Michael Gordon, the acting chief economist, said in Westpac Home Truths: "We've downgraded our house price forecast to a 15 per cent decline over two years. We correctly identified that house prices would fall as mortgage rates rose from their lows. But mortgage rates have now gone well beyond what we expected, as expectations of Official Cash Rate hikes have ramped up."
Previously, Westpac forecast a 10 per cent price drop. Today, Gordon got gloomier.
"We think that the market is overcooked in that regard, but we also recognise that it's likely to remain that way for a while. That will mean further downward pressure on house prices this year," he says.
A 15 per cent drop seemed very large compared to history, but to put it in context, it would only take average prices back to where they were at the start of 2021, Gordon said.
That just illustrates the ferocity of the rise in house prices during what turned out to be a brief period of super-low interest rates.

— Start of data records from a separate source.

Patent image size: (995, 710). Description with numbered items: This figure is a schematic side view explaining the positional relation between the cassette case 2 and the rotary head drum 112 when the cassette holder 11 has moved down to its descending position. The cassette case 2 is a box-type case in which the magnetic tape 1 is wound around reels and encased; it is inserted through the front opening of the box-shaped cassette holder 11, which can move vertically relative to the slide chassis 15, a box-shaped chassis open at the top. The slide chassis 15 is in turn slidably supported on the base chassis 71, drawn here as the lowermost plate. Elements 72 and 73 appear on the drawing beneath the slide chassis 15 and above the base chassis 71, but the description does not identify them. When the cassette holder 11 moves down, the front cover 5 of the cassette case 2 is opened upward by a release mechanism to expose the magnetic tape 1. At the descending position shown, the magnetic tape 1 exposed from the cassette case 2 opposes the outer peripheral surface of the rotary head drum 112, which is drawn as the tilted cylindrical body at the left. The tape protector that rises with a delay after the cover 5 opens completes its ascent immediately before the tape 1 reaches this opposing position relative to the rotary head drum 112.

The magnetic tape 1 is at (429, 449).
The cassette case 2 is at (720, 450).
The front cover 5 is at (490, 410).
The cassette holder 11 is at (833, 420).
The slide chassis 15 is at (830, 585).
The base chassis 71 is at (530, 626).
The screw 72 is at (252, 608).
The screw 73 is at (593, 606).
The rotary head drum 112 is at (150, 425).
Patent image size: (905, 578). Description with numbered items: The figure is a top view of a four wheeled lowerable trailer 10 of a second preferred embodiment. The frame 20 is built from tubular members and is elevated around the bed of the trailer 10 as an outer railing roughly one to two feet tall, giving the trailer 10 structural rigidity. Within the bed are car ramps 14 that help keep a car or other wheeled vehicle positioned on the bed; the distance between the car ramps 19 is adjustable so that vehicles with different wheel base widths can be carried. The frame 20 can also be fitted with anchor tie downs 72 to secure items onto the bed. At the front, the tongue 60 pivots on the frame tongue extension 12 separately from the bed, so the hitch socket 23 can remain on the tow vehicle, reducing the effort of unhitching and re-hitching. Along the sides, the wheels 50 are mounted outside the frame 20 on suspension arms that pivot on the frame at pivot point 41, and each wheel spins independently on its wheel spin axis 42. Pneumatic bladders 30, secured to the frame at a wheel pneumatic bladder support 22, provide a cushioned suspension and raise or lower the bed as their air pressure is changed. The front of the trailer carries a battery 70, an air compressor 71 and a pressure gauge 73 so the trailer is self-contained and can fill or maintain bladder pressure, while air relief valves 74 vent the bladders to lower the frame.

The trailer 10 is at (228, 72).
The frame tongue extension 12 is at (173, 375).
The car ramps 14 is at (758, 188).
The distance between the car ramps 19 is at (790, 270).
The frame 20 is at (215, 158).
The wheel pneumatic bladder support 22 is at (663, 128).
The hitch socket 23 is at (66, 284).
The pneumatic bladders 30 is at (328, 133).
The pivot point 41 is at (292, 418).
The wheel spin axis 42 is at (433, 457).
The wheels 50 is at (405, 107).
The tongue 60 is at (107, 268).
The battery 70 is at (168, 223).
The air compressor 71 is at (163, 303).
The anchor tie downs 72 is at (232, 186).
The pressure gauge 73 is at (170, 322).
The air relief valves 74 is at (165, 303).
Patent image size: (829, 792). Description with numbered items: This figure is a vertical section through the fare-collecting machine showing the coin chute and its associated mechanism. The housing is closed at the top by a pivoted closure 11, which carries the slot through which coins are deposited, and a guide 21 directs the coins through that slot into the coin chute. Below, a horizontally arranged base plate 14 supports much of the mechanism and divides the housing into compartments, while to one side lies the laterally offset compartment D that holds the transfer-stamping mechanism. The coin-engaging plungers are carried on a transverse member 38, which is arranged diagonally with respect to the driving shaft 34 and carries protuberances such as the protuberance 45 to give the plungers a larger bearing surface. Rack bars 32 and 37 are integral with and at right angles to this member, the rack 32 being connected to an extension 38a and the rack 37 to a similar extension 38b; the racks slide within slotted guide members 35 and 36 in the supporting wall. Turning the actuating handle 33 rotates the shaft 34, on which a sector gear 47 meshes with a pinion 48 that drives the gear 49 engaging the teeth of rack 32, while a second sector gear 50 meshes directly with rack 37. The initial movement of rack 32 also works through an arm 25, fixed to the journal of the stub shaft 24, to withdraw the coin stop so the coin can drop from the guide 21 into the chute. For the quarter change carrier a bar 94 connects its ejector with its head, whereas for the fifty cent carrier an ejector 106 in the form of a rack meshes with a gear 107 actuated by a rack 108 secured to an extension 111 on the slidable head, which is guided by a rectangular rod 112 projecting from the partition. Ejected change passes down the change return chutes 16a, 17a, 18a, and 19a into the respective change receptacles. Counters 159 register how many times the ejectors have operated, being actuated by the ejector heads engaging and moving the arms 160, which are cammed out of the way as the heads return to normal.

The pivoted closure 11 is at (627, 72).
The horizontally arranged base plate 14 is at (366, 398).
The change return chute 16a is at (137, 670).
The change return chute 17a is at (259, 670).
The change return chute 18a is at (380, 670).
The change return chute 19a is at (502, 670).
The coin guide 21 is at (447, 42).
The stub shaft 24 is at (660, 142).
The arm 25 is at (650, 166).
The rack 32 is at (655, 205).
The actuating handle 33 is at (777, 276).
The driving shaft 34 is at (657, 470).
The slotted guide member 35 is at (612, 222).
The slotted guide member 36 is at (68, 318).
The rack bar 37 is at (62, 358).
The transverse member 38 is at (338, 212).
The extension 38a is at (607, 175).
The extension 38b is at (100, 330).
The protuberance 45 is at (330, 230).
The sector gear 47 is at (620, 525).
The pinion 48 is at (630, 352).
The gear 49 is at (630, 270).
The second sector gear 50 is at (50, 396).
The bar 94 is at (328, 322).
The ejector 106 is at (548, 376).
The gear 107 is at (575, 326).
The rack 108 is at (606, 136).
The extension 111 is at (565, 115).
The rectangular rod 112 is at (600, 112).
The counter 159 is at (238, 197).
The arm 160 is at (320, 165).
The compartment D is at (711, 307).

"We should note that our forecast is based on the CoreLogic house price index, which is a quarterly average. A higher-frequency measure like the REINZ monthly house price index will see a larger peak-to-trough decline than this."
Also, it's a forecast of the national average; we don't forecast house prices by region, but obviously there are some regions that will see a bigger than average decline, and indeed are already on track to do so.
The REINZ index shows that prices have already fallen by 4.7 per cent in the four months to March, with the downturn now spread widely across the country.
The April figures are expected to be released next week, but other indicators such as listings on realestate.co.nz, and the Auckland sales figures from Barfoot & Thompson, suggest that the market remained in decline. Both sellers and buyers are stepping back from the market, but the latter are stepping back faster, which means that the stock of unsold homes has risen to a three-year high.
Economists - including those at Treasury and the Reserve Bank - have been forecasting house price falls for some time based on a range of factors including record levels of new building, low immigration, tightened investor and lending regulations and rising interest rates.
Peter Thompson, Barfoot & Thompson, said yesterday the most Auckland house prices had fallen in any one time was around 8.5 per cent later last century when the sharemarket crash hit.
In his commentary out this week, he said the market now favoured buyers and he encouraged sellers to become more realistic.
Auckland's average house sale price has dropped from $1.23 million to $1.21m and the median from $1.81m to $1.41m, the agency said on Tuesday.
The amount of property available for the agency to sell from March to April also jumped from 4816 to 4845.
"The decline in Auckland residential property prices that has been predicted following the rise in the rate of inflation and mortgage interest rates has finally shown up in sales figures," Thompson said this week.
"The median and average sales prices in April fell back when compared to those in March, and those for the previous three months, but remained well ahead of the prices of property 12 months ago," he said.
Adrian Orr, Reserve Bank governor, says house prices were still 5-20 per cent above sustainable levels. The bank said a quarter of the people who had bought houses in the past 12 months were likely to be in some form of stress with interest rates at current levels.